Trasferire da subito nella busta paga dei lavoratori il 50% del trattamento di fine rapporto (Tfr) che si matura ogni anno. Secondo Il Sole 24 Ore il governo di Matteo Renzi sta studiando la fattibilità dell’operazione, che potrebbe entrare nella legge di Stabilità, con l’obiettivo di far ripartire i consumi aumentando il reddito delle famiglie. Peccato che la sola ipotesi faccia rabbrividire Giorgio Squinzi, presidente di Confindustria, che del quotidiano economico è l’editore. “E’ una situazione molto complessa” e “bisogna vedere quale drenaggio in termini di liquidità verrà fuori sulle imprese”, ha subito avvertito Squinzi. Già, perché le aziende con meno di 50 dipendenti possono tenersi in pancia integralmente i soldi del Tfr fino al momento in cui devono versarli al lavoratore. E utilizzarli come fonte di finanziamento. Consentire al legittimo destinatario di battere cassa prima del previsto, dunque, equivale a sottrarre al sistema produttivo un “tesoretto” prezioso che vale nel complesso (comprese le grandi aziende, i cui dipendenti possono scegliere se trasferire la somma a un fondo pensione) 25-26 miliardi l’anno. Ecco perché lo stesso Sole spiega che “resta da sciogliere il nodo delle compensazioni alle aziende”. Che sia per l’intervento di Squinzi o perché il piano è di difficile realizzazione, a stretto giro il sottosegretario al Mef e deputato di Scelta Civica Enrico Zanetti ha smentito la ricostruzione del quotidiano, sostenendo di non aver “mai sentito parlare al Mef di ipotesi concernenti il Tfr in busta paga ai dipendenti”. Meno tranchant, però, il viceministro dell’Economia Enrico Morando, che ha solo detto di “non aver studiato la proposta”.

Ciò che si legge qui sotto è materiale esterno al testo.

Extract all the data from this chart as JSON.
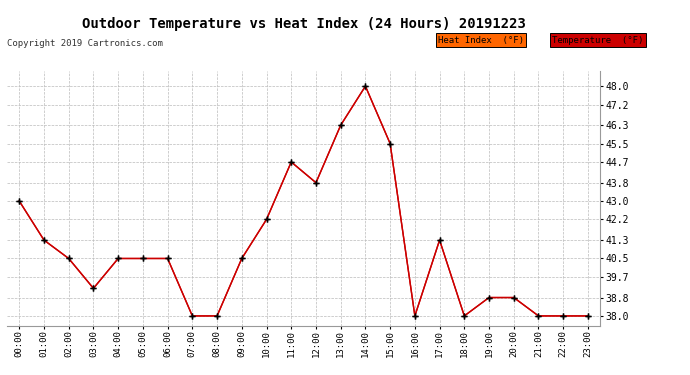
{
  "title": "Outdoor Temperature vs Heat Index (24 Hours) 20191223",
  "copyright": "Copyright 2019 Cartronics.com",
  "hours": [
    "00:00",
    "01:00",
    "02:00",
    "03:00",
    "04:00",
    "05:00",
    "06:00",
    "07:00",
    "08:00",
    "09:00",
    "10:00",
    "11:00",
    "12:00",
    "13:00",
    "14:00",
    "15:00",
    "16:00",
    "17:00",
    "18:00",
    "19:00",
    "20:00",
    "21:00",
    "22:00",
    "23:00"
  ],
  "temperature": [
    43.0,
    41.3,
    40.5,
    39.2,
    40.5,
    40.5,
    40.5,
    38.0,
    38.0,
    40.5,
    42.2,
    44.7,
    43.8,
    46.3,
    48.0,
    45.5,
    38.0,
    41.3,
    38.0,
    38.8,
    38.8,
    38.0,
    38.0,
    38.0
  ],
  "heat_index": [
    43.0,
    41.3,
    40.5,
    39.2,
    40.5,
    40.5,
    40.5,
    38.0,
    38.0,
    40.5,
    42.2,
    44.7,
    43.8,
    46.3,
    48.0,
    45.5,
    38.0,
    41.3,
    38.0,
    38.8,
    38.8,
    38.0,
    38.0,
    38.0
  ],
  "ylim_min": 37.55,
  "ylim_max": 48.65,
  "yticks": [
    38.0,
    38.8,
    39.7,
    40.5,
    41.3,
    42.2,
    43.0,
    43.8,
    44.7,
    45.5,
    46.3,
    47.2,
    48.0
  ],
  "line_color": "#cc0000",
  "marker_color": "#000000",
  "bg_color": "#ffffff",
  "grid_color": "#bbbbbb",
  "legend_heat_bg": "#ff6600",
  "legend_temp_bg": "#cc0000",
  "legend_heat_label": "Heat Index  (°F)",
  "legend_temp_label": "Temperature  (°F)"
}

L’ipotesi del governo – La misura, scrive il quotidiano di Confindustria, “durerebbe da uno fino a un massimo di tre anni, inizialmente solo per i dipendenti privati”, e la scelta se chiedere o meno la liquidazione del 50% spetterebbe al lavoratore. 

Come funziona l’accantonamento del Tfr – In pratica ogni anno viene accantonato dall’azienda circa un mese di retribuzione. Dopo 8 anni di servizio presso lo stesso datore di lavoro i lavoratori possono chiedere al datore di lavoro un’anticipazione fino al 70% del Tfr maturato alla data della richiesta per spese sanitarie straordinarie, per la formazione o per l’acquisto della prima casa per sè o per i figli. L’anticipazione può essere ottenuta una sola volta nel corso del rapporto di lavoro.

La previdenza integrativa – Il Tfr può essere utilizzato per alimentare la propria prestazione previdenziale versandolo a un fondo di previdenza integrativa. Dal 2007 è cambiata la normativa con l’introduzione del silenzio assenso. Chi non dice esplicitamente come vuole utilizzarlo avrà il proprio Tfr versato al fondo previdenziale di categoria. Si può con una comunicazione all’azienda lasciare il proprio Tfr nell’impresa. Per le imprese con oltre 50 dipendenti il Tfr maturando viene versato in un fondo presso l’Inps gestito dal ministero dell’Economia (ci vanno circa sei miliardi l’anno) ma per il dipendente non cambia nulla, se ha chiesto di lasciarlo presso l’impresa una volta concluso il rapporto di lavoro riceverà direttamente l’intero importo maturato.

La rivalutazione e le tasse – Per il Tfr maturato prima della decisione sul versamento ai fondi pensione e per chi lo lascia in azienda la rivalutazione è fissata all’1,5% annuo fisso al quale si aggiunge il 75% dell’inflazione. Per chi ha il Tfr nei fondi integrativi il montante si rivaluta sulla base degli investimenti fatti (su base più o meno prudente). Al momento in cui si riceve il Tfr l’importo viene tassato con l’aliquota relativa alla media del proprio stipendio degli ultimi cinque anni. Viene inoltre tassato il rendimento del Tfr (l’1,5% più il 75% dell’inflazione) all’11%.